Os Limites da Minha História

Chega-me a luz da Lua, Lua Crescente, quase cheia, ainda não mas quase, por entre as ramagens do Ácer. Estou às escuras. Não preciso de gastar energia da EDP com toda esta luz que a Lua me traz à borla, ainda uma das poucas coisas a que o Capital não conseguiu deitar a unha. Por enquanto.
Não estou às escuras por miserabilismo, embora o seja. Estou às escuras porque me apetece. Há alturas em que me apetece estar no escuro e no silêncio. Estou sentado à mesa da cozinha. Comi um Palmier recheado que comprei no café da aldeia, o Café Central. Um dos poucos bolos de pastelaria que vende. Este já estava um pouco seco, mas é assim que eu gosto dele, porque posso comê-lo em bocados, pedaços da jangada (o nome popular pelo qual é conhecido), até atingir o meio que contém o doce de pasteleiro. Comi o Palmier às tiras e bebi um tinto de verano feito com vinho do pacote de cartão, bem mais em conta e bom para misturar com a gasosa. Aqui vai mesmo Seven-Up que não há melhor gasosa para a mistura. Enquanto comi e folheei o Correio da Manhã de ontem, roubado no café quando lá fui comprar o Palmier e beber um Favaitos, a luz caiu e a noite chegou. Não acendi a luz. Acendi um cigarro e deixei-me ficar às escuras. A casa torna-se mais íntima, mais protectora. Tenho vontade de ir para a cama, mas tento contrariar estes desejos que acho perigosos. Há alturas em que não me apetece levantar da cama, e obrigo-me, da mesma forma que à vezes me apetece deitar mais cedo, às vezes mesmo a meio da tarde, mas não deito, não me deixo deitar, mantenho-me activo a garantir-me que a vida é bela, o que me remete para o filme de Roberto Benigni o que me deixa irritado. O que foi feito do Roberto Benigni, actor do Down by Law de Jim Jarmusch?
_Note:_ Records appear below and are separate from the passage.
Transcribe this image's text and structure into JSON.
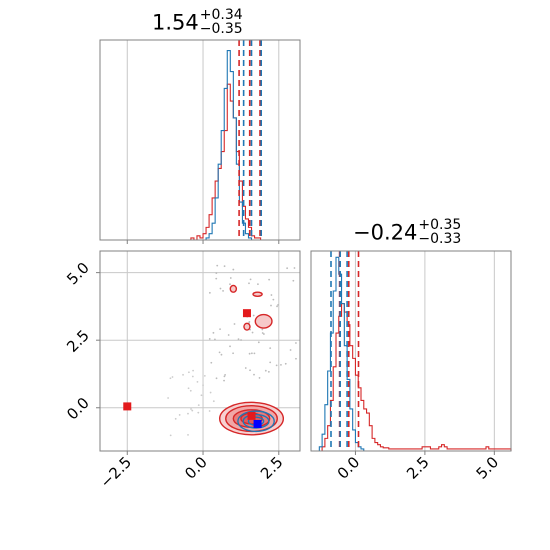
{
  "chart_data": [
    {
      "type": "histogram",
      "panel": "top-left",
      "title": {
        "value": "1.54",
        "plus": "+0.34",
        "minus": "−0.35"
      },
      "x_range": [
        -3.4,
        3.2
      ],
      "x_ticks": [
        -2.5,
        0.0,
        2.5
      ],
      "series": [
        {
          "color": "#d62728",
          "bins_start": -0.6,
          "bin_width": 0.1,
          "heights": [
            0,
            0,
            0.01,
            0,
            0.02,
            0.01,
            0.03,
            0.06,
            0.12,
            0.2,
            0.28,
            0.34,
            0.42,
            0.52,
            0.74,
            0.66,
            0.58,
            0.42,
            0.28,
            0.16,
            0.1,
            0.06,
            0.02,
            0.01,
            0.01
          ]
        },
        {
          "color": "#1f77b4",
          "bins_start": -0.6,
          "bin_width": 0.1,
          "heights": [
            0,
            0,
            0,
            0,
            0,
            0,
            0,
            0.01,
            0.03,
            0.08,
            0.2,
            0.36,
            0.52,
            0.72,
            0.9,
            0.8,
            0.58,
            0.36,
            0.18,
            0.08,
            0.03,
            0.01,
            0,
            0,
            0
          ]
        }
      ],
      "quantile_lines": [
        {
          "color": "#d62728",
          "x": [
            1.19,
            1.54,
            1.88
          ]
        },
        {
          "color": "#1f77b4",
          "x": [
            1.34,
            1.6,
            1.92
          ]
        }
      ]
    },
    {
      "type": "scatter-contour",
      "panel": "bottom-left",
      "x_range": [
        -3.4,
        3.2
      ],
      "y_range": [
        -1.6,
        5.8
      ],
      "x_ticks": [
        -2.5,
        0.0,
        2.5
      ],
      "x_tick_labels": [
        "−2.5",
        "0.0",
        "2.5"
      ],
      "y_ticks": [
        0.0,
        2.5,
        5.0
      ],
      "y_tick_labels": [
        "0.0",
        "2.5",
        "5.0"
      ],
      "red_contours": [
        {
          "cx": 1.6,
          "cy": -0.4,
          "rx": 2.1,
          "ry": 1.2
        },
        {
          "cx": 1.6,
          "cy": -0.4,
          "rx": 1.7,
          "ry": 0.95
        },
        {
          "cx": 1.6,
          "cy": -0.4,
          "rx": 1.2,
          "ry": 0.65
        },
        {
          "cx": 1.6,
          "cy": -0.4,
          "rx": 0.7,
          "ry": 0.4
        }
      ],
      "red_islands": [
        {
          "cx": 2.0,
          "cy": 3.2,
          "rx": 0.55,
          "ry": 0.5
        },
        {
          "cx": 1.45,
          "cy": 3.0,
          "rx": 0.2,
          "ry": 0.25
        },
        {
          "cx": 1.8,
          "cy": 4.2,
          "rx": 0.3,
          "ry": 0.15
        },
        {
          "cx": 1.0,
          "cy": 4.4,
          "rx": 0.2,
          "ry": 0.25
        }
      ],
      "blue_contours": [
        {
          "cx": 1.75,
          "cy": -0.5,
          "rx": 1.2,
          "ry": 0.75
        },
        {
          "cx": 1.75,
          "cy": -0.5,
          "rx": 0.85,
          "ry": 0.5
        },
        {
          "cx": 1.75,
          "cy": -0.5,
          "rx": 0.5,
          "ry": 0.3
        }
      ],
      "markers": [
        {
          "color": "#e31a1c",
          "x": -2.5,
          "y": 0.05
        },
        {
          "color": "#e31a1c",
          "x": 1.45,
          "y": 3.5
        },
        {
          "color": "#e31a1c",
          "x": 1.6,
          "y": -0.3
        },
        {
          "color": "#0000ff",
          "x": 1.8,
          "y": -0.6
        }
      ]
    },
    {
      "type": "histogram",
      "panel": "bottom-right",
      "title": {
        "value": "−0.24",
        "plus": "+0.35",
        "minus": "−0.33"
      },
      "x_range": [
        -1.6,
        5.6
      ],
      "x_ticks": [
        0.0,
        2.5,
        5.0
      ],
      "x_tick_labels": [
        "0.0",
        "2.5",
        "5.0"
      ],
      "series": [
        {
          "color": "#d62728",
          "bins_start": -1.6,
          "bin_width": 0.1,
          "heights": [
            0,
            0,
            0,
            0,
            0.02,
            0.06,
            0.12,
            0.24,
            0.4,
            0.56,
            0.64,
            0.7,
            0.66,
            0.6,
            0.5,
            0.44,
            0.36,
            0.3,
            0.24,
            0.2,
            0.18,
            0.12,
            0.06,
            0.04,
            0.03,
            0.02,
            0.015,
            0.015,
            0.01,
            0.01,
            0.01,
            0.01,
            0.01,
            0.01,
            0.01,
            0.01,
            0.01,
            0.01,
            0.01,
            0.01,
            0.02,
            0.02,
            0.02,
            0.01,
            0.01,
            0.01,
            0.02,
            0.03,
            0.02,
            0.01,
            0.01,
            0.01,
            0.01,
            0.01,
            0.01,
            0.01,
            0.01,
            0.01,
            0.01,
            0.01,
            0.01,
            0.01,
            0.01,
            0.02,
            0.01,
            0.01,
            0.01,
            0.01,
            0.01,
            0.01,
            0.01,
            0.01
          ]
        },
        {
          "color": "#1f77b4",
          "bins_start": -1.6,
          "bin_width": 0.1,
          "heights": [
            0,
            0,
            0,
            0.02,
            0.08,
            0.22,
            0.38,
            0.56,
            0.76,
            0.92,
            0.84,
            0.7,
            0.5,
            0.34,
            0.2,
            0.1,
            0.04,
            0.02,
            0.01,
            0,
            0,
            0,
            0,
            0,
            0,
            0,
            0,
            0,
            0,
            0,
            0,
            0,
            0,
            0,
            0,
            0,
            0,
            0,
            0,
            0,
            0,
            0,
            0,
            0,
            0,
            0,
            0,
            0,
            0,
            0,
            0,
            0,
            0,
            0,
            0,
            0,
            0,
            0,
            0,
            0,
            0,
            0,
            0,
            0,
            0,
            0,
            0,
            0,
            0,
            0,
            0,
            0
          ]
        }
      ],
      "quantile_lines": [
        {
          "color": "#d62728",
          "x": [
            -0.57,
            -0.24,
            0.11
          ]
        },
        {
          "color": "#1f77b4",
          "x": [
            -0.88,
            -0.55,
            -0.3
          ]
        }
      ]
    }
  ]
}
Fico à escuras até ser atingido pelo Luar. Fumo o cigarro e vejo o fumo a subir até ao tecto. A cabeça foge-me. Vai para o passado. Vai para onde fiquei. Para de onde nunca saí e o que saiu é isto que se faz passar por mim sem o ser. Tenho dezanove anos e estou em Ferragudo, dentro de uma canadiana, a transpirar, e o mundo é uma maravilha à espera da minha chegada. Estou envolvido por uns braços doces, frescos e macios. Braços jovens como eu. Sinto os beijos. Quentes e molhados. Ouço a respiração ofegante junto aos meus ouvidos. Ao fundo o When Love Breaks Down dos Prefab Sprout. Já morremos os dois, não já? Nunca mais poderia haver vida para além da vida que vivemos naqueles anos.
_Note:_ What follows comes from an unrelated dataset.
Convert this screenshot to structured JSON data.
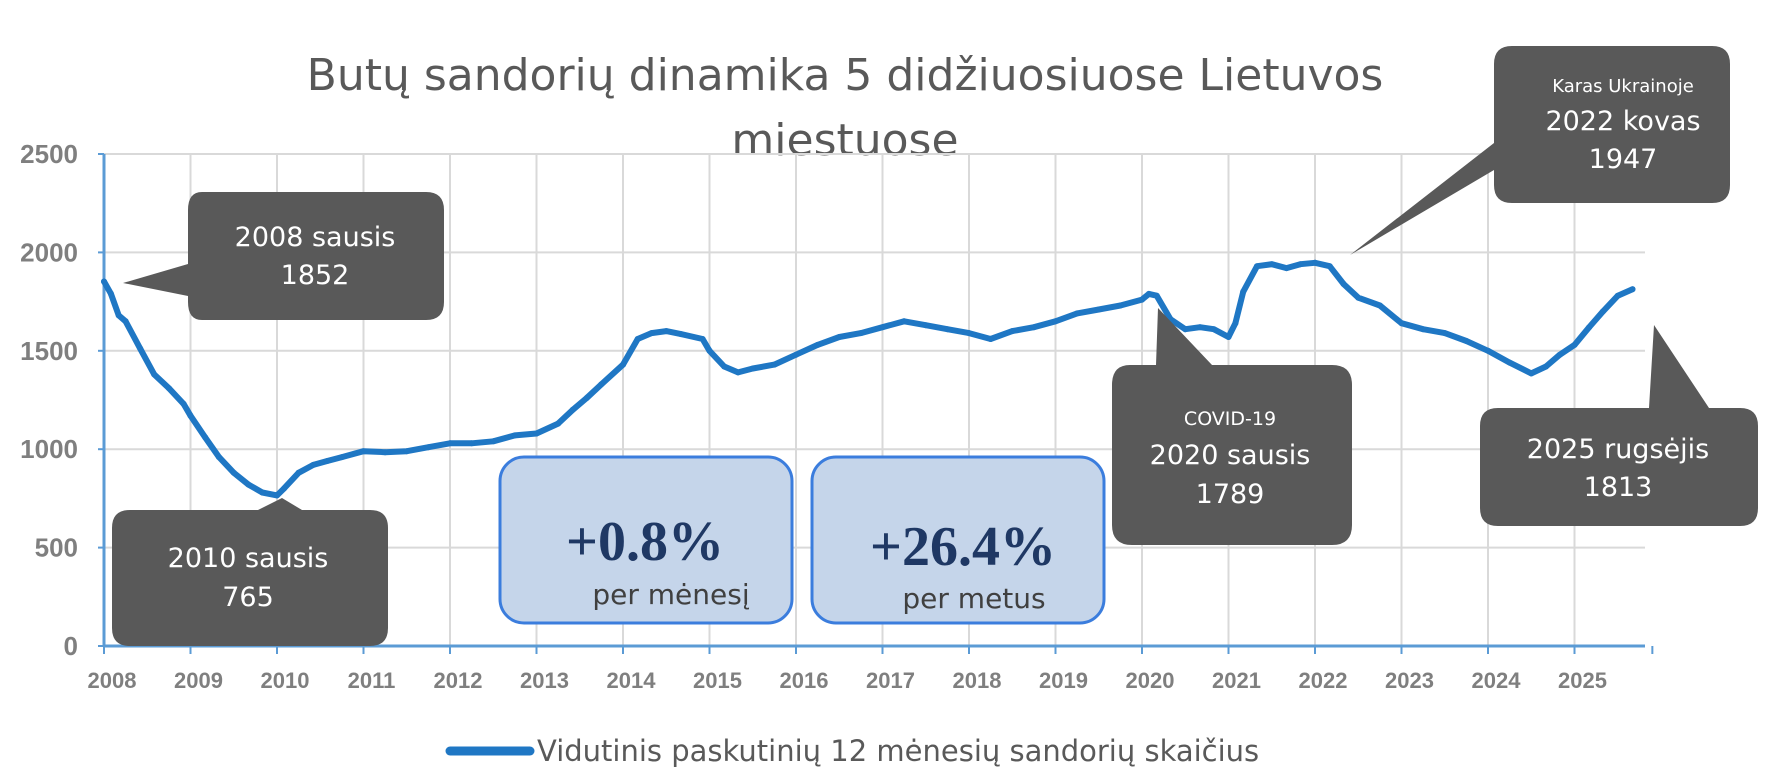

Desperto de novo para a Lua. Já andou uns bons metros. Na verdade, uns bons milhares de quilómetros. Estava de um lado da janela e já está no outro. Desperta-me do torpor destas memórias do passado, histórias de uma vida que às vezes duvido que tivesse sido a minha.
Quero ir para a cama mas ainda é cedo. Não posso deitar-me tão cedo. Por mais que queira recuar no tempo e continuar a história. Por mais que queira viajar para o passado. Por mais que queira que a cama me leve lá para onde quero ir.
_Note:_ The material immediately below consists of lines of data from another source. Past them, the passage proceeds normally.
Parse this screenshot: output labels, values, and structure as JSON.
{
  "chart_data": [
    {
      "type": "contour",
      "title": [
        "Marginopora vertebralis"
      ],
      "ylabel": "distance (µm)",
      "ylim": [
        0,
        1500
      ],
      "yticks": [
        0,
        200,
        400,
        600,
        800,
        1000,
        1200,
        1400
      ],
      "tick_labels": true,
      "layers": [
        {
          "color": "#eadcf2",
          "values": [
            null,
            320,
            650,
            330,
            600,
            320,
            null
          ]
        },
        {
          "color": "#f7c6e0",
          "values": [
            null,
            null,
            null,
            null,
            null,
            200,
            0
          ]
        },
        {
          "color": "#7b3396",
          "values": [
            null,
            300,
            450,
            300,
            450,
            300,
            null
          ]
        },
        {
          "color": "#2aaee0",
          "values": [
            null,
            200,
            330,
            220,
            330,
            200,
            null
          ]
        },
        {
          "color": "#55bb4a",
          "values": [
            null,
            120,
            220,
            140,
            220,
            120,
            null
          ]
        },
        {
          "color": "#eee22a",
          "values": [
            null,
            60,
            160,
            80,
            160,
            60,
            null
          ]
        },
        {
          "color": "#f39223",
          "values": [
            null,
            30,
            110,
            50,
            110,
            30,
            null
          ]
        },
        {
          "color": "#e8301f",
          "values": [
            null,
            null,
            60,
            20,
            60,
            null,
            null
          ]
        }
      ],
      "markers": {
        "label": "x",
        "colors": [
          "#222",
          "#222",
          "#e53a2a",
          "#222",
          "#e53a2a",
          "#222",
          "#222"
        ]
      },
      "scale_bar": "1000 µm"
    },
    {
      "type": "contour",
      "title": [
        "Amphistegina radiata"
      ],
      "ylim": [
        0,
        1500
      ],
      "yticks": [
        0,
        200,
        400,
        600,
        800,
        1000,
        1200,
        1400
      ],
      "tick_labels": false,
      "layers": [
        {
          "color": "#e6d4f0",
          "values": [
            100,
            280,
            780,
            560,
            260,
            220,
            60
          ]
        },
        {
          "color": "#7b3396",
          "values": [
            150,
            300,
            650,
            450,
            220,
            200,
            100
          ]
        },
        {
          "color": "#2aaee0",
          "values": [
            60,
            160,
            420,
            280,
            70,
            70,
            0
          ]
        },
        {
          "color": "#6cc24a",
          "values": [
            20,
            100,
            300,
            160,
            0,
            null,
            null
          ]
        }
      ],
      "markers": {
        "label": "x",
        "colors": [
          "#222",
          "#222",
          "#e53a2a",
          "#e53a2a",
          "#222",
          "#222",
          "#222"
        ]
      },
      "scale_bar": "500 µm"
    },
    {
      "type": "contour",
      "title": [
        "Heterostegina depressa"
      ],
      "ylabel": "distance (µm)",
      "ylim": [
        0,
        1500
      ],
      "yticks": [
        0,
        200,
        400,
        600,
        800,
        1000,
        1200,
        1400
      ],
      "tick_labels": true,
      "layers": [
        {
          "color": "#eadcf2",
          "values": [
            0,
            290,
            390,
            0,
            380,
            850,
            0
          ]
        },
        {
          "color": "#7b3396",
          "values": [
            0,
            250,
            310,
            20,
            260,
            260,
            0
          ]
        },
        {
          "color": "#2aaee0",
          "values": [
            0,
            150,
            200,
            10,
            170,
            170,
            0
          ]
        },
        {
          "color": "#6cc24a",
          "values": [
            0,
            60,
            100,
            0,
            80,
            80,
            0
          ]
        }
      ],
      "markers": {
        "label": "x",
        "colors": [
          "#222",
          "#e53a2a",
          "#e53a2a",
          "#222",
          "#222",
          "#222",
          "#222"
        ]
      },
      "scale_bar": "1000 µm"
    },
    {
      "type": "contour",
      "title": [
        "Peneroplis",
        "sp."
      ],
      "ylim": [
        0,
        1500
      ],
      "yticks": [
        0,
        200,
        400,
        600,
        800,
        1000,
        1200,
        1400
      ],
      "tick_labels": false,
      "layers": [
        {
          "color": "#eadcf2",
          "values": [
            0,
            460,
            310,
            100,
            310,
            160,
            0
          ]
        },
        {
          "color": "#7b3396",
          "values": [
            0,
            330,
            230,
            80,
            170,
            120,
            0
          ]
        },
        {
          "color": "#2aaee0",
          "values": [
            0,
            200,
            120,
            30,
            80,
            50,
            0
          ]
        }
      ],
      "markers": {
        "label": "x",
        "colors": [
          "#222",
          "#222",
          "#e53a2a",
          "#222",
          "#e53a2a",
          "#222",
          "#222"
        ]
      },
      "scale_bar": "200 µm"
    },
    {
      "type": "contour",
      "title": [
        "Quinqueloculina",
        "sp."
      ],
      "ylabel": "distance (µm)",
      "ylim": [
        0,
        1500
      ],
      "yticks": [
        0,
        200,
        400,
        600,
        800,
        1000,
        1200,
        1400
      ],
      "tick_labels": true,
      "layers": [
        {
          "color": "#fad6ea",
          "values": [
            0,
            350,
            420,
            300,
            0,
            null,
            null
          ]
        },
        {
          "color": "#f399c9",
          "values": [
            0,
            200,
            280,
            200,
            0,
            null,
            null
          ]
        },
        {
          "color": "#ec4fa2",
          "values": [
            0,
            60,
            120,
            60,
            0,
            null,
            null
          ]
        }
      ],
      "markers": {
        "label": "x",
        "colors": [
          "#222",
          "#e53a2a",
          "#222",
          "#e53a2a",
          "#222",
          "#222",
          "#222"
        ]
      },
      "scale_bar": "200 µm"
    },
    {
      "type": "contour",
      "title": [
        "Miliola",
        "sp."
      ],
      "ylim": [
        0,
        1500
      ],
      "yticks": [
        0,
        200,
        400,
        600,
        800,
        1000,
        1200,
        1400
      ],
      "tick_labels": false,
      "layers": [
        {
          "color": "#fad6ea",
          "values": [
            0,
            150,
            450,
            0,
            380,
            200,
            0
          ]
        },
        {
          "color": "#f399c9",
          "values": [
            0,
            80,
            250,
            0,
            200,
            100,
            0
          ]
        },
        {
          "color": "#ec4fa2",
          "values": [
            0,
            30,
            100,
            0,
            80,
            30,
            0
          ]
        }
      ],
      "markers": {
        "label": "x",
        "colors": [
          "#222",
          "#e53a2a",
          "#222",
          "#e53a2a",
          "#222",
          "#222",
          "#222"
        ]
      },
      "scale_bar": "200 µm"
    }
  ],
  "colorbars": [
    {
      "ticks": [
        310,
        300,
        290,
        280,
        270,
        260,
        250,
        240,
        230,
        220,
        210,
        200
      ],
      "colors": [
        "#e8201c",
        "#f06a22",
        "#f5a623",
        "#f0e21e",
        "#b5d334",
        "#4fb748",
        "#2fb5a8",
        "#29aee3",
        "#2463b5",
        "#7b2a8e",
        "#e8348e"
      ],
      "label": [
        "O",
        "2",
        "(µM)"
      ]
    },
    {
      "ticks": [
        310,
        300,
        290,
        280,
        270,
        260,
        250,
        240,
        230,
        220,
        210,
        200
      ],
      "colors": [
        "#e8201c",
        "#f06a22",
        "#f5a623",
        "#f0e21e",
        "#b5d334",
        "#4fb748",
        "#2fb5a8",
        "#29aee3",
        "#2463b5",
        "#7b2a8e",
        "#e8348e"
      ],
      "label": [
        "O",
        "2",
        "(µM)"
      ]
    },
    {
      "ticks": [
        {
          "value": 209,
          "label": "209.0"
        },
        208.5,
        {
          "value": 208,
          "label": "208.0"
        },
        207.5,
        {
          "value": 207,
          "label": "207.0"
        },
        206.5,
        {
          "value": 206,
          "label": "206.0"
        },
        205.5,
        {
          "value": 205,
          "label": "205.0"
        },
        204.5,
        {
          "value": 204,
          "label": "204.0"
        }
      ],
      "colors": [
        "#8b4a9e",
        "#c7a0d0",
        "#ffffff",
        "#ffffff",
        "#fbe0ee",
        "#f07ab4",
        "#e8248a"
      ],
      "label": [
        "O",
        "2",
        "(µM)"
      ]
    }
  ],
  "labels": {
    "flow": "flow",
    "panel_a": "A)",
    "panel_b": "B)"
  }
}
Ouço barulho na rua. Levanto-me para espreitar pela portada da porta da cozinha. Vejo um tom alaranjado do outro lado da estrada. Está a arder, o terreno aqui em frente. É um incêndio já grande. E está a espalhar-se com rapidez. Mas já não me assusto com incêndios. Pego no telemóvel e telefono para o cento e doze. Depois acabo por me ir deitar. Já não me respeito. Tenho um passado para recuperar.